Non-small cell lung cancer (NSCLC) is a leading cause of cancer death in both men and women. microRNAs (miRs) can exert important functions in cancer development. However, the role of miR-877 in NSCLC as it relates to tartrate resistant acid phosphatase 5 (ACP5) is unknown. For this study, the gain-and-loss-of-function experiments were performed to explore the effects of miR-877 and ACP5 on NSCLC. miR-877 expression in LC and paracancerous tissues, lung epithelial cell line and NSCLC cell lines was detected, and the association between miR-877 expression and clinical features of LC patients was analyzed. The levels of ACP5, epithelial-mesenchymal transition (EMT) markers and apoptosis-related proteins were measured. In vivo experiments were conducted for further validation. Consequently, we found that miR-877 expression was lowered in LC tissues and cell lines, and correlated with clinical stage, differentiation, lymph node metastasis and prognosis of NSCLC patients.
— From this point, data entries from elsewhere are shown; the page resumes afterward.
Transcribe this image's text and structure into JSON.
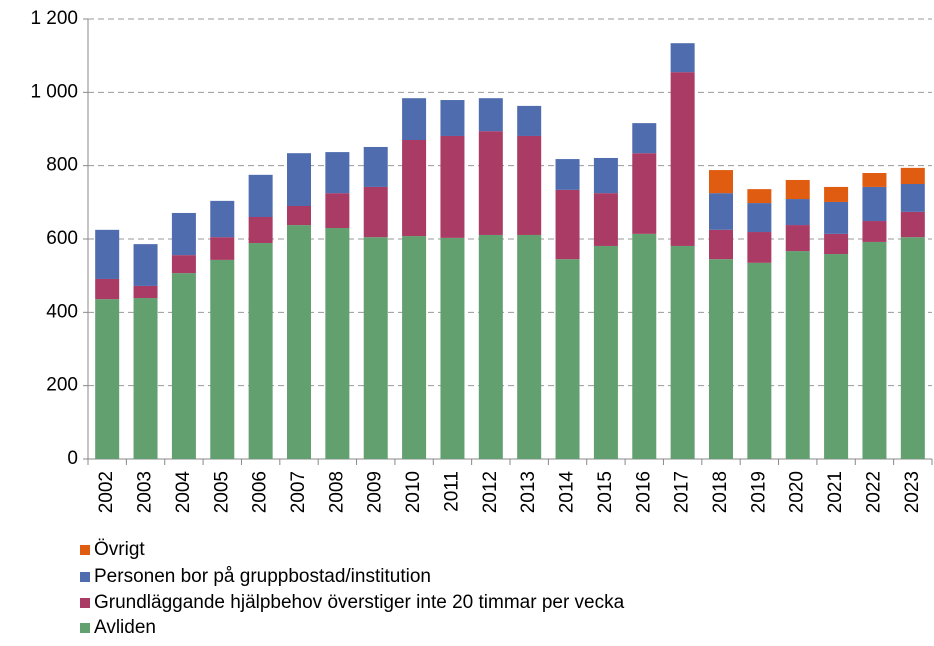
{
  "chart_data": {
    "type": "stacked_bar",
    "categories": [
      "2002",
      "2003",
      "2004",
      "2005",
      "2006",
      "2007",
      "2008",
      "2009",
      "2010",
      "2011",
      "2012",
      "2013",
      "2014",
      "2015",
      "2016",
      "2017",
      "2018",
      "2019",
      "2020",
      "2021",
      "2022",
      "2023"
    ],
    "series": [
      {
        "name": "Avliden",
        "color": "#62a070",
        "values": [
          436,
          439,
          507,
          543,
          589,
          638,
          630,
          605,
          608,
          603,
          611,
          611,
          545,
          581,
          614,
          581,
          545,
          535,
          567,
          559,
          592,
          605
        ]
      },
      {
        "name": "Grundläggande hjälpbehov överstiger inte 20 timmar per vecka",
        "color": "#a93b65",
        "values": [
          55,
          33,
          49,
          62,
          71,
          52,
          95,
          137,
          262,
          278,
          283,
          270,
          189,
          144,
          220,
          474,
          80,
          84,
          71,
          55,
          57,
          69
        ]
      },
      {
        "name": "Personen bor på gruppbostad/institution",
        "color": "#4f6cae",
        "values": [
          134,
          114,
          115,
          99,
          115,
          144,
          112,
          109,
          114,
          98,
          90,
          82,
          84,
          96,
          82,
          79,
          100,
          79,
          71,
          87,
          93,
          76
        ]
      },
      {
        "name": "Övrigt",
        "color": "#e05c10",
        "values": [
          0,
          0,
          0,
          0,
          0,
          0,
          0,
          0,
          0,
          0,
          0,
          0,
          0,
          0,
          0,
          0,
          63,
          38,
          52,
          41,
          38,
          44
        ]
      }
    ],
    "ylim": [
      0,
      1200
    ],
    "yticks": [
      0,
      200,
      400,
      600,
      800,
      {
        "value": 1000,
        "label": "1 000"
      },
      {
        "value": 1200,
        "label": "1 200"
      }
    ],
    "grid": true
  }
}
Additionally, miR-877 was determined to inhibit ACP5 activity, and miR-877 downregulated the PI3K/AKT pathway by silencing ACP5. Furthermore, overexpression of miR-877 inhibited the viability, migration, invasion and EMT of NSCLC cells, but promoted cell apoptosis. In conclusion, miR-877 overexpression inhibited malignant biological behaviors of NSCLC cells by downregulating ACP5 and inactivating the PI3K/AKT pathway.

摘要

非小细胞肺癌 (NSCLC) 是男性和女性癌症死亡的主要原因。microRNAs (miRs) 可以在癌症发展中发挥重要作用。然而，miR-877 在 NSCLC 中的作用是未知的，因为它与抗酒石酸酸性磷酸酶 5 (ACP5) 相关。在本研究中，进行了功能获得和损失实验以探索 miR-877 和 ACP5 对 NSCLC 的影响。检测 LC 和癌旁组织、肺上皮细胞系和 NSCLC 细胞系中 miR-877 的表达，分析 miR-877 表达与 LC 患者临床特征的相关性。测量了 ACP5、上皮间质转化 (EMT) 标志物和细胞凋亡相关蛋白的水平。体内进行了实验以进一步验证。因此，我们发现 miR-877 在 LC 组织和细胞系中的表达降低，并与 NSCLC 患者的临床分期、分化、淋巴结转移和预后相关。此外，确定 miR-877 抑制 ACP5 活性，并且 miR-877 通过沉默 ACP5 下调 PI3K/AKT 通路。此外，miR-877的过表达抑制了NSCLC细胞的活力、迁移、侵袭和EMT，但促进了细胞凋亡。总之，miR-877过表达通过下调ACP5和失活PI3K/AKT通路来抑制NSCLC细胞的恶性生物学行为。